Les Républicains (LR) sont dans une situation étrangement paradoxale. Leurs deux meilleurs candidats potentiels -Edouard Philippe et Bruno Le Maire- sont aujourd’hui neutralisés par l’habilité d’Emmanuel Macron à les mettre sous cloche, mais aussi par leurs propres ambitions de carrière gouvernementale. Ce sont donc les « seconds couteaux » du mouvement qui s’affrontent aujourd’hui sur des programmes laminés par le conformisme de droite -hantise des migrants, absence d’ambition sur le changement climatique. Xavier Bertrand, qui a le mérite de refuser le séquençage présidentielle-législative- devrait a priori l’emporter, mais son rôle sera en réalité de rouler pour faire évaluer, malgré lui, l’assise électorale dont pourront se prévaloir demain Philippe et Le Maire pour revendiquer le poste de Premier Ministre.
Le grand drame de la gauche est son absence totale d’unité. On ne construit pas un François Mitterrand en quelques années. Personne ne se révèle, par ailleurs, capable de porter l’héritage gaullo-mitterrandiste ou mitterrando-gaulliste qui serait aujourd’hui si salutaire. Arnaud Montebourg que j’ai un instant soutenu, au lieu de prendre de la hauteur, s’est tout de suite réfugié dans le rituel d’affidés de la fête de la Rose, avant de divaguer plus durement encore que l’extrême-droite sur les transferts d’argent des migrants à leurs familles. Un attelage Cazeneuve-Larcher aurait pu constituer une alternative intéressante. Tous deux sont suffisamment intelligents pour y avoir peut-être pensé, mais un tel assemblage ne peut aboutir que dans des circonstances exceptionnelles qui ne sont pas celles du temps.

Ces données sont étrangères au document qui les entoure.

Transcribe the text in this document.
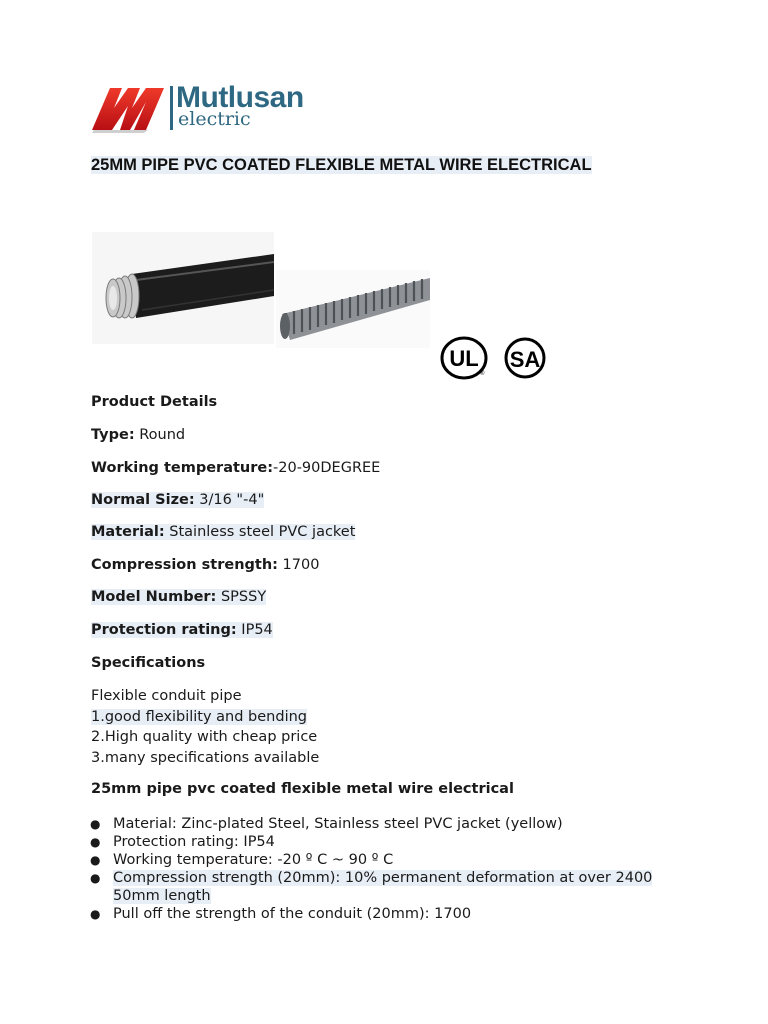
Mutlusan

electric

25MM PIPE PVC COATED FLEXIBLE METAL WIRE ELECTRICAL
UL
®
SA

Product Details

Type: Round

Working temperature:-20-90DEGREE

Normal Size: 3/16 "-4"

Material: Stainless steel PVC jacket

Compression strength: 1700

Model Number: SPSSY

Protection rating: IP54

Specifications

Flexible conduit pipe
1.good flexibility and bending
2.High quality with cheap price
3.many specifications available

25mm pipe pvc coated flexible metal wire electrical

● Material: Zinc-plated Steel, Stainless steel PVC jacket (yellow)
● Protection rating: IP54
● Working temperature: -20 º C ~ 90 º C
● Compression strength (20mm): 10% permanent deformation at over 2400 50mm length
● Pull off the strength of the conduit (20mm): 1700
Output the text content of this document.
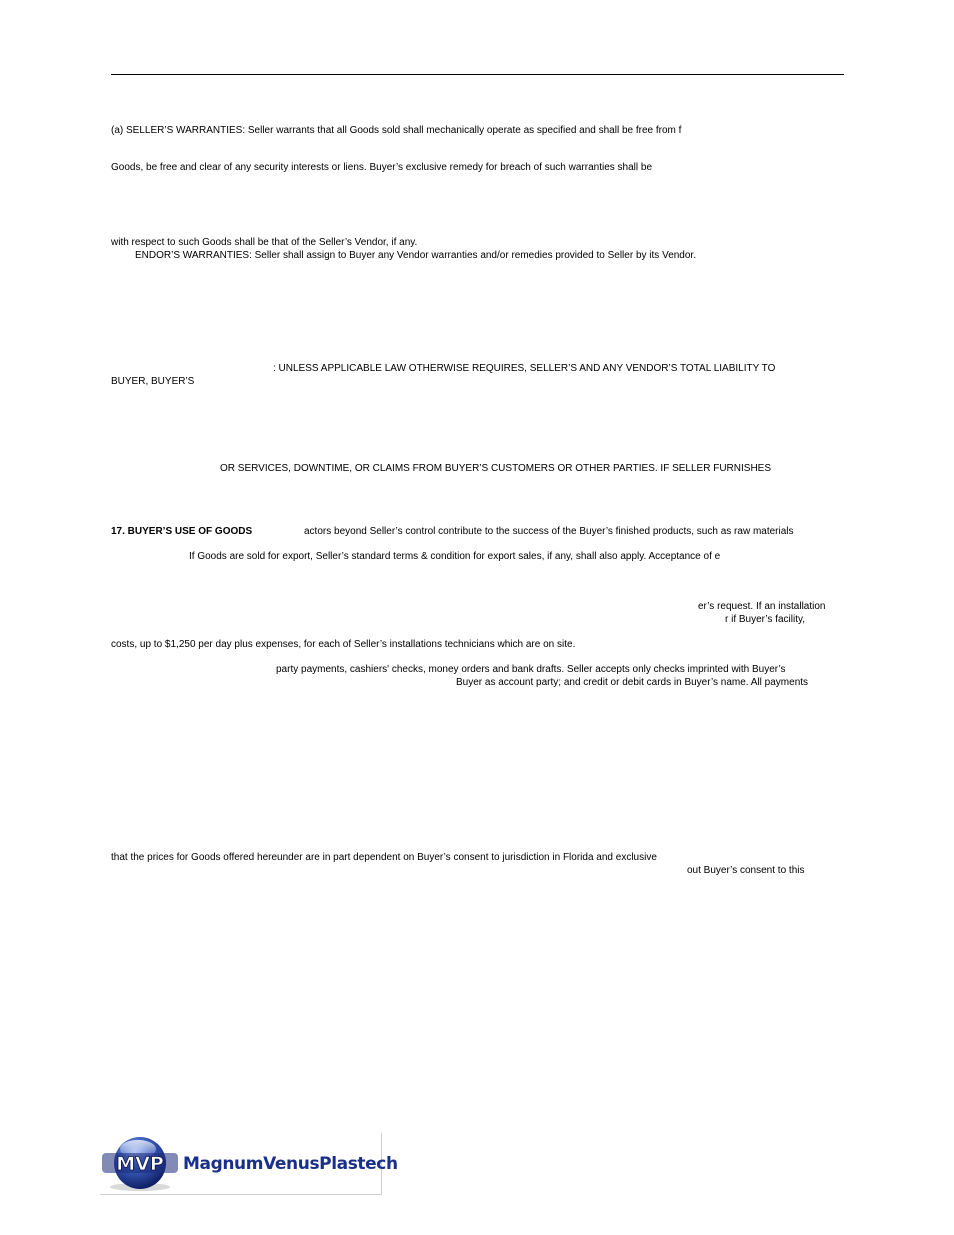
(a) SELLER’S WARRANTIES: Seller warrants that all Goods sold shall mechanically operate as specified and shall be free from f
Goods, be free and clear of any security interests or liens. Buyer’s exclusive remedy for breach of such warranties shall be
with respect to such Goods shall be that of the Seller’s Vendor, if any.
ENDOR’S WARRANTIES: Seller shall assign to Buyer any Vendor warranties and/or remedies provided to Seller by its Vendor.
: UNLESS APPLICABLE LAW OTHERWISE REQUIRES, SELLER’S AND ANY VENDOR’S TOTAL LIABILITY TO
BUYER, BUYER’S
OR SERVICES, DOWNTIME, OR CLAIMS FROM BUYER’S CUSTOMERS OR OTHER PARTIES. IF SELLER FURNISHES
17. BUYER’S USE OF GOODS	actors beyond Seller’s control contribute to the success of the Buyer’s finished products, such as raw materials
If Goods are sold for export, Seller’s standard terms & condition for export sales, if any, shall also apply. Acceptance of e
er’s request. If an installation
r if Buyer’s facility,
costs, up to $1,250 per day plus expenses, for each of Seller’s installations technicians which are on site.
party payments, cashiers' checks, money orders and bank drafts. Seller accepts only checks imprinted with Buyer’s
Buyer as account party; and credit or debit cards in Buyer’s name. All payments
that the prices for Goods offered hereunder are in part dependent on Buyer’s consent to jurisdiction in Florida and exclusive
out Buyer’s consent to this
MVP MagnumVenusPlastech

En fait, victimes eux aussi du séquençage présidentielle-législative, les partis de gauche ont décidé de jouer la présidentielle en privilégiant les législatives, c’est-à-dire de n’aller à la présidentielle que pour agiter leur drapeau afin de ne pas être oubliés lorsque viendraient les législatives.
Ce choix est dommageable car les trois candidats -Anne Hidalgo pour le PS, Yannick Jadot pour les Verts, Fabien Roussel pour le PC- ont d’incontestables qualités et n’ont entre eux rien de vraiment incompatible. Reste le cas Mélenchon dont le ralliement eût exigé un talent de négociateur que ne peuvent acquérir que les très vieilles bêtes politiques.
Dès lors, à défaut de se porter sur une femme ou sur un homme, le choix devra d’abord se porter sur une idée. Bien plus que les mouvements migratoires, bien plus que le terrorisme, bien plus que les virus et leurs mutants, le défi majeur du monde à venir -qui pèsera d’ailleurs inéluctablement à la fois sur les mouvements migratoires, sur le terrorisme et sur les virus- est celui du changement climatique. Ce qui est en cause, ce sont les conditions de survie et la survie tout court, de l’humanité. Je suis favorable au nucléaire, au moins, dans la phase cruciale de la transition énergétique, mais je sais que le nucléaire ne peut, en aucune façon, constituer la seule réponse appropriée. Je crois dans les immenses possibilités de la recherche, mais je doute fort que les innovations technologiques indispensables -stockage des énergies renouvelables, captation du carbone, fusion nucléaire, maîtrise de l’hydrogène- nous apportent à temps les réponses nécessaires. Que nous le voulions ou non, ce n’est que par une remise en cause profonde de nos manières de vivre, ce n’est que par une solidarité planétaire, notamment avec les pays du Sud, que nous donnerons à nos enfants des chances réelles de survivre et de construire un monde différent.
C’est pour cette raison, et avec l’espoir que beaucoup d’autres voudront affirmer ce message, que je voterai Vert.